Tahun 2025, peta kekuatan pasar kripto telah mengalami perombakan baru dalam pembaruan data. Di tengah fluktuasi harga dan ekspektasi kebijakan yang saling terkait, permintaan perdagangan spot CEX mengalami sedikit pemulihan, naik 3,6% secara tahunan; kenaikan volume perdagangan berjangka lebih signifikan, naik 27% secara tahunan, dengan HTX dan Kucoin masing-masing naik lebih dari 60% dibandingkan tahun lalu.

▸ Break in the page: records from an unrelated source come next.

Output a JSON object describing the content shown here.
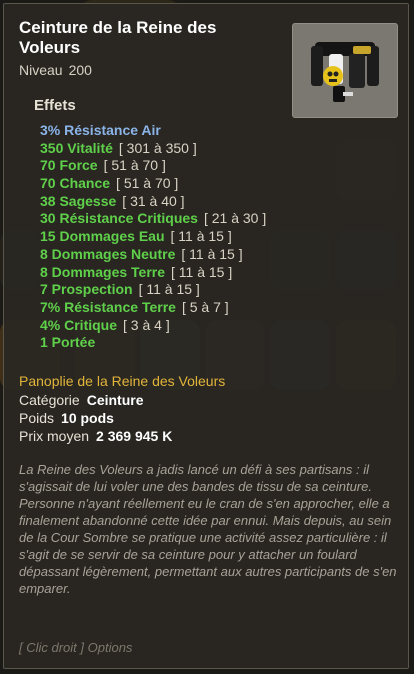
{
  "item": {
    "name": "Ceinture de la Reine des Voleurs",
    "level_label": "Niveau",
    "level_value": "200"
  },
  "effects": {
    "title": "Effets",
    "lines": [
      {
        "main": "3% Résistance Air",
        "range": "",
        "color": "#8ab4e8"
      },
      {
        "main": "350 Vitalité",
        "range": "[ 301 à 350 ]",
        "color": "#5fd04a"
      },
      {
        "main": "70 Force",
        "range": "[ 51 à 70 ]",
        "color": "#5fd04a"
      },
      {
        "main": "70 Chance",
        "range": "[ 51 à 70 ]",
        "color": "#5fd04a"
      },
      {
        "main": "38 Sagesse",
        "range": "[ 31 à 40 ]",
        "color": "#5fd04a"
      },
      {
        "main": "30 Résistance Critiques",
        "range": "[ 21 à 30 ]",
        "color": "#5fd04a"
      },
      {
        "main": "15 Dommages Eau",
        "range": "[ 11 à 15 ]",
        "color": "#5fd04a"
      },
      {
        "main": "8 Dommages Neutre",
        "range": "[ 11 à 15 ]",
        "color": "#5fd04a"
      },
      {
        "main": "8 Dommages Terre",
        "range": "[ 11 à 15 ]",
        "color": "#5fd04a"
      },
      {
        "main": "7 Prospection",
        "range": "[ 11 à 15 ]",
        "color": "#5fd04a"
      },
      {
        "main": "7% Résistance Terre",
        "range": "[ 5 à 7 ]",
        "color": "#5fd04a"
      },
      {
        "main": "4% Critique",
        "range": "[ 3 à 4 ]",
        "color": "#5fd04a"
      },
      {
        "main": "1 Portée",
        "range": "",
        "color": "#5fd04a"
      }
    ]
  },
  "details": {
    "set_name": "Panoplie de la Reine des Voleurs",
    "category_label": "Catégorie",
    "category_value": "Ceinture",
    "weight_label": "Poids",
    "weight_value": "10 pods",
    "price_label": "Prix moyen",
    "price_value": "2 369 945 K"
  },
  "description": "La Reine des Voleurs a jadis lancé un défi à ses partisans : il s'agissait de lui voler une des bandes de tissu de sa ceinture. Personne n'ayant réellement eu le cran de s'en approcher, elle a finalement abandonné cette idée par ennui. Mais depuis, au sein de la Cour Sombre se pratique une activité assez particulière : il s'agit de se servir de sa ceinture pour y attacher un foulard dépassant légèrement, permettant aux autres participants de s'en emparer.",
  "hint": "[ Clic droit ] Options",
  "icons": {
    "item": "belt-item-icon"
  },
  "colors": {
    "set": "#e2b53a",
    "positive_effect": "#5fd04a",
    "neutral_effect": "#8ab4e8"
  }
}
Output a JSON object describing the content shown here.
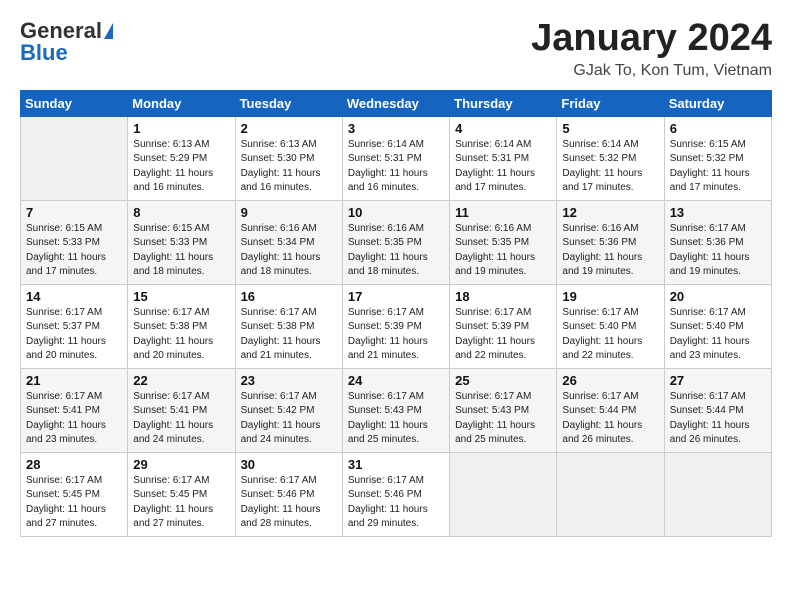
{
  "header": {
    "logo_general": "General",
    "logo_blue": "Blue",
    "month_title": "January 2024",
    "location": "GJak To, Kon Tum, Vietnam"
  },
  "days_of_week": [
    "Sunday",
    "Monday",
    "Tuesday",
    "Wednesday",
    "Thursday",
    "Friday",
    "Saturday"
  ],
  "weeks": [
    [
      {
        "day": "",
        "sunrise": "",
        "sunset": "",
        "daylight": "",
        "empty": true
      },
      {
        "day": "1",
        "sunrise": "6:13 AM",
        "sunset": "5:29 PM",
        "daylight": "11 hours and 16 minutes."
      },
      {
        "day": "2",
        "sunrise": "6:13 AM",
        "sunset": "5:30 PM",
        "daylight": "11 hours and 16 minutes."
      },
      {
        "day": "3",
        "sunrise": "6:14 AM",
        "sunset": "5:31 PM",
        "daylight": "11 hours and 16 minutes."
      },
      {
        "day": "4",
        "sunrise": "6:14 AM",
        "sunset": "5:31 PM",
        "daylight": "11 hours and 17 minutes."
      },
      {
        "day": "5",
        "sunrise": "6:14 AM",
        "sunset": "5:32 PM",
        "daylight": "11 hours and 17 minutes."
      },
      {
        "day": "6",
        "sunrise": "6:15 AM",
        "sunset": "5:32 PM",
        "daylight": "11 hours and 17 minutes."
      }
    ],
    [
      {
        "day": "7",
        "sunrise": "6:15 AM",
        "sunset": "5:33 PM",
        "daylight": "11 hours and 17 minutes."
      },
      {
        "day": "8",
        "sunrise": "6:15 AM",
        "sunset": "5:33 PM",
        "daylight": "11 hours and 18 minutes."
      },
      {
        "day": "9",
        "sunrise": "6:16 AM",
        "sunset": "5:34 PM",
        "daylight": "11 hours and 18 minutes."
      },
      {
        "day": "10",
        "sunrise": "6:16 AM",
        "sunset": "5:35 PM",
        "daylight": "11 hours and 18 minutes."
      },
      {
        "day": "11",
        "sunrise": "6:16 AM",
        "sunset": "5:35 PM",
        "daylight": "11 hours and 19 minutes."
      },
      {
        "day": "12",
        "sunrise": "6:16 AM",
        "sunset": "5:36 PM",
        "daylight": "11 hours and 19 minutes."
      },
      {
        "day": "13",
        "sunrise": "6:17 AM",
        "sunset": "5:36 PM",
        "daylight": "11 hours and 19 minutes."
      }
    ],
    [
      {
        "day": "14",
        "sunrise": "6:17 AM",
        "sunset": "5:37 PM",
        "daylight": "11 hours and 20 minutes."
      },
      {
        "day": "15",
        "sunrise": "6:17 AM",
        "sunset": "5:38 PM",
        "daylight": "11 hours and 20 minutes."
      },
      {
        "day": "16",
        "sunrise": "6:17 AM",
        "sunset": "5:38 PM",
        "daylight": "11 hours and 21 minutes."
      },
      {
        "day": "17",
        "sunrise": "6:17 AM",
        "sunset": "5:39 PM",
        "daylight": "11 hours and 21 minutes."
      },
      {
        "day": "18",
        "sunrise": "6:17 AM",
        "sunset": "5:39 PM",
        "daylight": "11 hours and 22 minutes."
      },
      {
        "day": "19",
        "sunrise": "6:17 AM",
        "sunset": "5:40 PM",
        "daylight": "11 hours and 22 minutes."
      },
      {
        "day": "20",
        "sunrise": "6:17 AM",
        "sunset": "5:40 PM",
        "daylight": "11 hours and 23 minutes."
      }
    ],
    [
      {
        "day": "21",
        "sunrise": "6:17 AM",
        "sunset": "5:41 PM",
        "daylight": "11 hours and 23 minutes."
      },
      {
        "day": "22",
        "sunrise": "6:17 AM",
        "sunset": "5:41 PM",
        "daylight": "11 hours and 24 minutes."
      },
      {
        "day": "23",
        "sunrise": "6:17 AM",
        "sunset": "5:42 PM",
        "daylight": "11 hours and 24 minutes."
      },
      {
        "day": "24",
        "sunrise": "6:17 AM",
        "sunset": "5:43 PM",
        "daylight": "11 hours and 25 minutes."
      },
      {
        "day": "25",
        "sunrise": "6:17 AM",
        "sunset": "5:43 PM",
        "daylight": "11 hours and 25 minutes."
      },
      {
        "day": "26",
        "sunrise": "6:17 AM",
        "sunset": "5:44 PM",
        "daylight": "11 hours and 26 minutes."
      },
      {
        "day": "27",
        "sunrise": "6:17 AM",
        "sunset": "5:44 PM",
        "daylight": "11 hours and 26 minutes."
      }
    ],
    [
      {
        "day": "28",
        "sunrise": "6:17 AM",
        "sunset": "5:45 PM",
        "daylight": "11 hours and 27 minutes."
      },
      {
        "day": "29",
        "sunrise": "6:17 AM",
        "sunset": "5:45 PM",
        "daylight": "11 hours and 27 minutes."
      },
      {
        "day": "30",
        "sunrise": "6:17 AM",
        "sunset": "5:46 PM",
        "daylight": "11 hours and 28 minutes."
      },
      {
        "day": "31",
        "sunrise": "6:17 AM",
        "sunset": "5:46 PM",
        "daylight": "11 hours and 29 minutes."
      },
      {
        "day": "",
        "sunrise": "",
        "sunset": "",
        "daylight": "",
        "empty": true
      },
      {
        "day": "",
        "sunrise": "",
        "sunset": "",
        "daylight": "",
        "empty": true
      },
      {
        "day": "",
        "sunrise": "",
        "sunset": "",
        "daylight": "",
        "empty": true
      }
    ]
  ],
  "labels": {
    "sunrise_prefix": "Sunrise: ",
    "sunset_prefix": "Sunset: ",
    "daylight_prefix": "Daylight: "
  }
}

Binance terus mempertahankan posisi pertama di industri, dengan volume perdagangan spot sekitar $7,3 triliun dan volume perdagangan berjangka lebih dari $27 triliun, kira-kira setara dengan gabungan peringkat kedua hingga keempat. Secara keseluruhan, volume perdagangan berjangka masih jauh lebih tinggi daripada volume perdagangan spot, yang tetap menjadi bisnis inti CEX.
Dilihat dari indikator yang lebih rinci, volume perdagangan, skala pengguna, dan pengaruh platform tidak sepenuhnya sinkron. Pada tahun 2025, unduhan APP CEX utama turun 35,47% secara tahunan.
Binance menempati peringkat pertama dalam hal unduhan APP dan jumlah kunjungan halaman web, dengan unduhan APP sekitar 50,52 juta kali dan kunjungan halaman web lebih dari 600 juta, menunjukkan cakupan pengguna yang paling luas secara global. Coinbase, yang peringkat volume perdagangannya relatif lebih rendah, menonjol di sisi pengguna, dengan unduhan APP dan lalu lintas web keduanya berada di peringkat kedua, mencerminkan pengaruhnya di pasar yang patuh regulasi dan di kalangan pengguna baru.
Di bidang Perp DEX, volume perdagangan dan lalu lintas web menunjukkan karakteristik yang tidak sinkron. Hyperliquid memiliki volume perdagangan berjangka tertinggi, hampir $3 triliun, tetapi lalu lintas web relatif rendah, menunjukkan bahwa penggunanya mungkin didominasi oleh trader profesional dan frekuensi tinggi. Dibandingkan dengan CEX, skala pengguna Perp DEX memang masih lebih kecil, tetapi telah menunjukkan pertumbuhan yang signifikan dibandingkan tahun lalu.